Faculty Profile: David Krasner

While the Yale University export hopes to bring his past experiences – along with a little bit of Ivy League cred – into the performing arts program, he wants to make one thing clear: he is learning just as much from his students as they from him.,David Krasner, the new undergraduate head of acting at Emerson, was fully aware of Emerson’s reputation when he decided to pursue the new head position in the acting department.

While the Yale University export hopes to bring his past experiences – along with a little bit of Ivy League cred – into the performing arts program, he wants to make one thing clear: he is learning just as much from his students as they from him. And, even though he’s spent a lifetime hamming it up as an actor, there is nothing fake about this.

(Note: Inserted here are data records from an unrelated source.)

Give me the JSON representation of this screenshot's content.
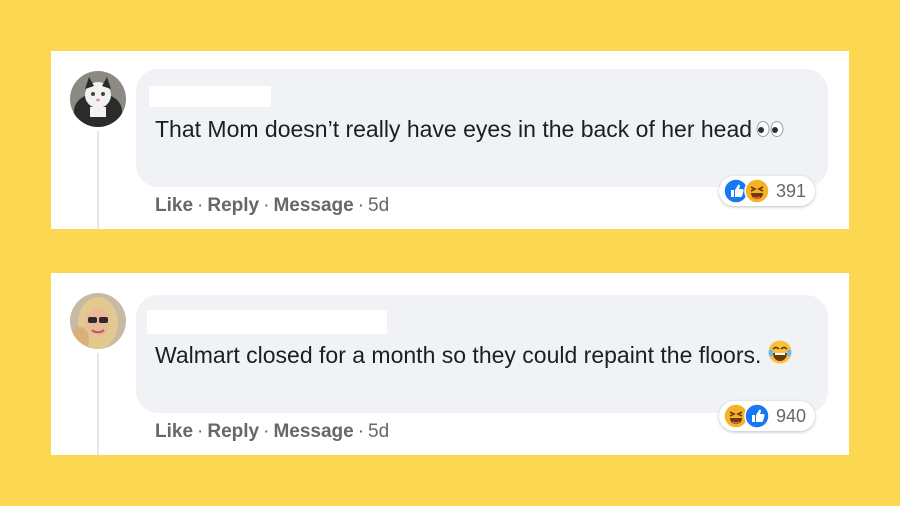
{
  "comments": [
    {
      "text": "That Mom doesn’t really have eyes in the back of her head",
      "actions": {
        "like": "Like",
        "reply": "Reply",
        "message": "Message",
        "time": "5d"
      },
      "reactions": {
        "count": "391",
        "icons": [
          "like-icon",
          "haha-icon"
        ]
      },
      "text_emoji": "eyes-icon"
    },
    {
      "text": "Walmart closed for a month so they could repaint the floors.",
      "actions": {
        "like": "Like",
        "reply": "Reply",
        "message": "Message",
        "time": "5d"
      },
      "reactions": {
        "count": "940",
        "icons": [
          "haha-icon",
          "like-icon"
        ]
      },
      "text_emoji": "laughing-tears-icon"
    }
  ],
  "separator": "·",
  "colors": {
    "background": "#fcd751",
    "bubble": "#f0f2f5",
    "secondary_text": "#65676b",
    "like_blue": "#1877f2",
    "haha_yellow": "#f7b125"
  }
}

“I can relate, having worked as a cab driver and waiter in New York. I know that it takes a little bit of madness to get by in this crazy career,” Krasner said.

Krasner has aimed his life’s work at improving theatre and he has no doubt that he does it well. However, he recognizes the unstable lifestyle that it presents to student actors. And that’s part his job, he said, to try to keep each actor that graduates from Emerson’s acting program on par with the expectations of a rather competitive industry.

“It’s important for me to guide my students into the real world with a bit of stability,” he said.

Krasner had his first acting gig as a second-grader playing Santa Claus in his school Christmas pageant, and he has not stopped since. Yet, it was not until after teaching voice, speech and acting at New York’s American Musical and Dramatic Arts college that he realized that his passion was being a teacher of the theatre rather than a student.

At this point, he decided to pursue his teaching career and went on to earn a M.F.A. degree from Virginia Commonwealth University and a Ph.D. from Tufts University in Medford. With his years of education in the performing arts, he says acting is an art form that requires constant communication and growth.

“Art is something that can never be packaged. You can keep adding and adding to it and it will never grow old,” Krasner said. “There is so much beauty in art. One of my favorite examples is William Shakespeare. He gave us words, but it is up to the actor to put life behind them.”

But, more than any other word or proverb, Emerson’s new acting head epitomizes a phrase that predates even Shakespeare: “The show must go on.”

Because, for Krasner, no matter where he’s teaching, the show will never stop.